Dad taught me principles of living and how to think. He followed the apostle Paul’s advice that everything should be done decently and in order. Dad lived a life with no regrets. He was intensely loyal — to his family and also to the Assemblies of God.

It’s because of my father that I’m a historian of the Christian tradition. Dad recognized that everything would be forgotten if it’s not recorded. He said we would have no record of the life of Christ if it had not been written. I call it the ministry of remembrance.

Evangel: If you had to describe your father in one word, what would it be?

Burgess: Constancy. Constancy in his faith, his personal life, his commitment to God and his witness.

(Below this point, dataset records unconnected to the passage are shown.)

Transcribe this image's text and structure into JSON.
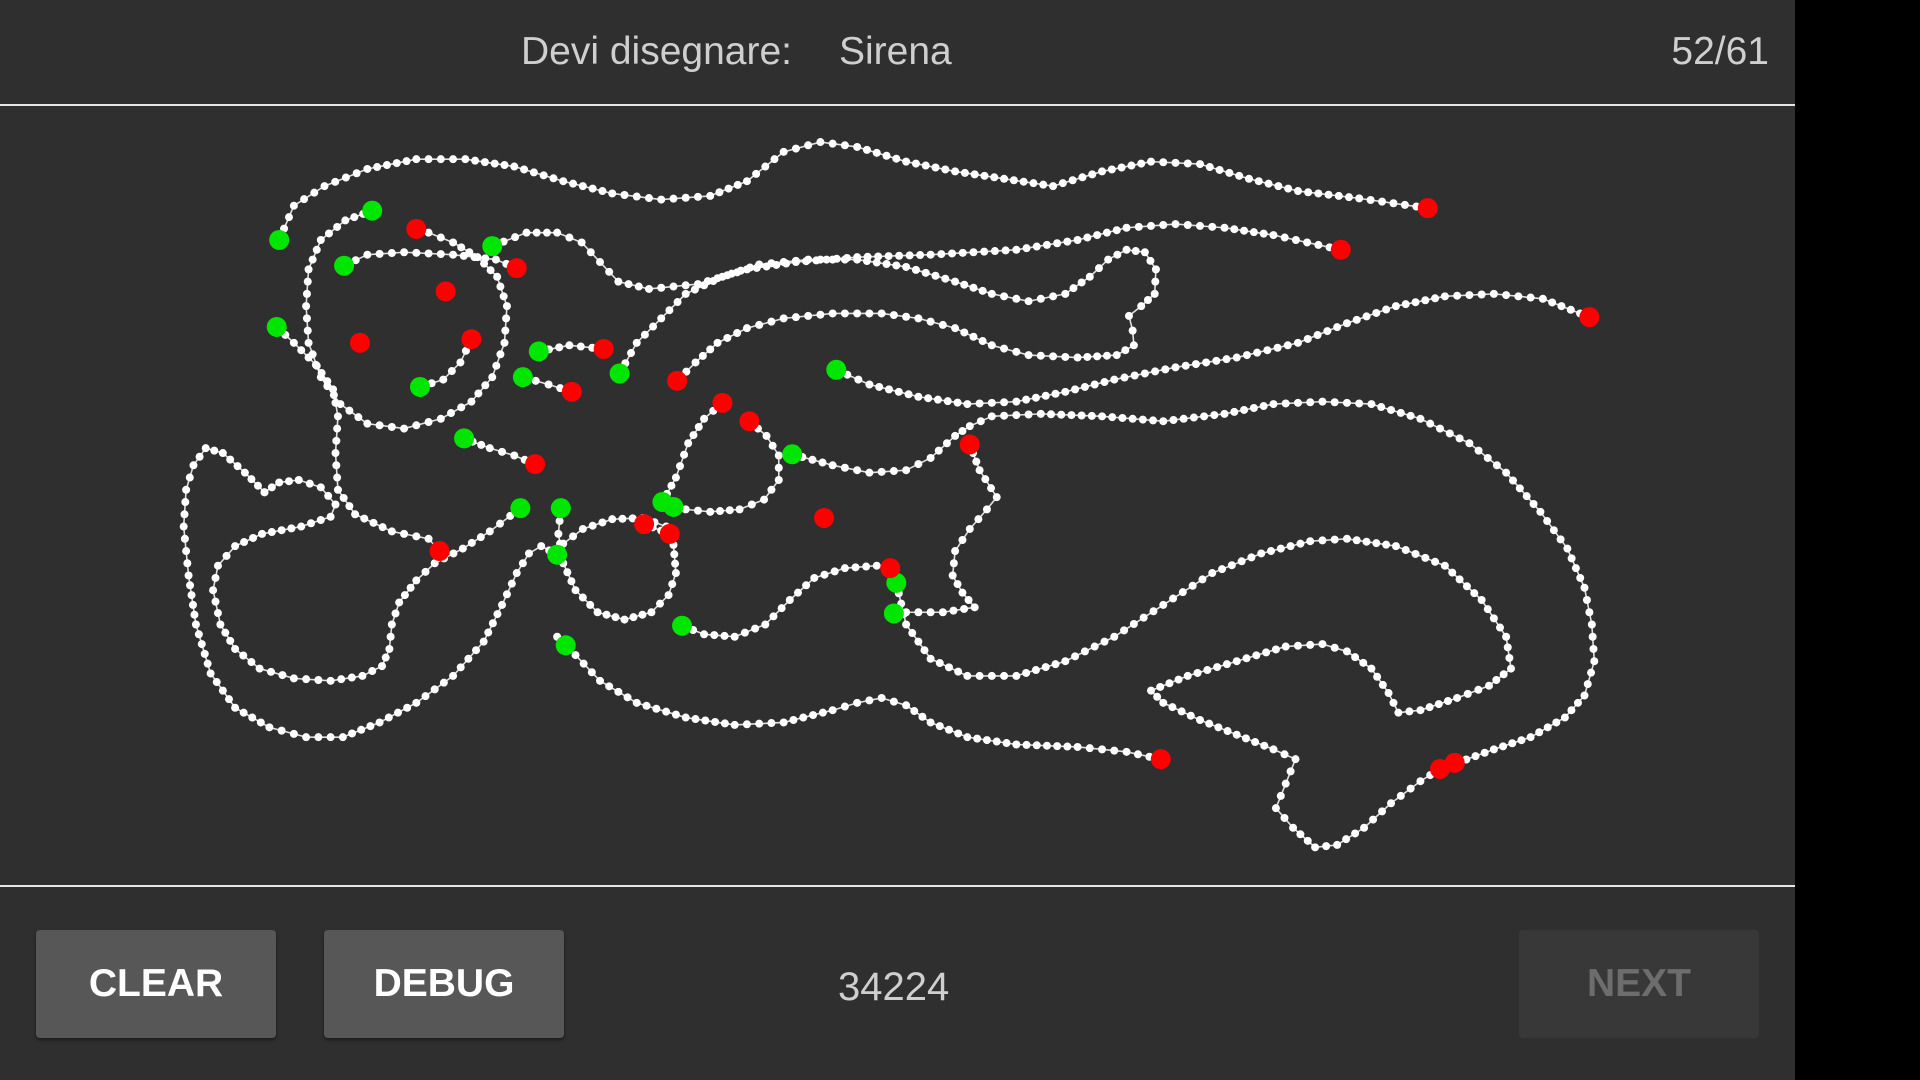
{
  "header": {
    "prompt_label": "Devi disegnare:",
    "prompt_word": "Sirena",
    "counter": "52/61"
  },
  "footer": {
    "clear_label": "CLEAR",
    "debug_label": "DEBUG",
    "score": "34224",
    "next_label": "NEXT"
  },
  "colors": {
    "background": "#2f2f2f",
    "stroke": "#ffffff",
    "stroke_start": "#00e600",
    "stroke_end": "#ff0000"
  }
}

Even in his late 90s he was witnessing in the nursing home and singing praises in his bedroom. He would purposefully find ways to help people just to get a chance to witness to them about Jesus Christ.

Evangel: Give an example of something you have done as a parent and grandparent to pass on this spiritual heritage.

Burgess: Several years ago we took four of our five children to India. We wanted to build altars of remembrance by showing them where both sets of grandparents had ministered. As we took them to the cities where my wife’s parents had labored and Punalur Bethel Bible College that my father established in 1927 (the oldest foreign Assemblies of God Bible school), we talked about their consistent lives and the sacrifices they made. It made an indelible impression on the children.

Just like the people in Joshua’s day, we need to find ways to maintain the remembrance of our spiritual heritage.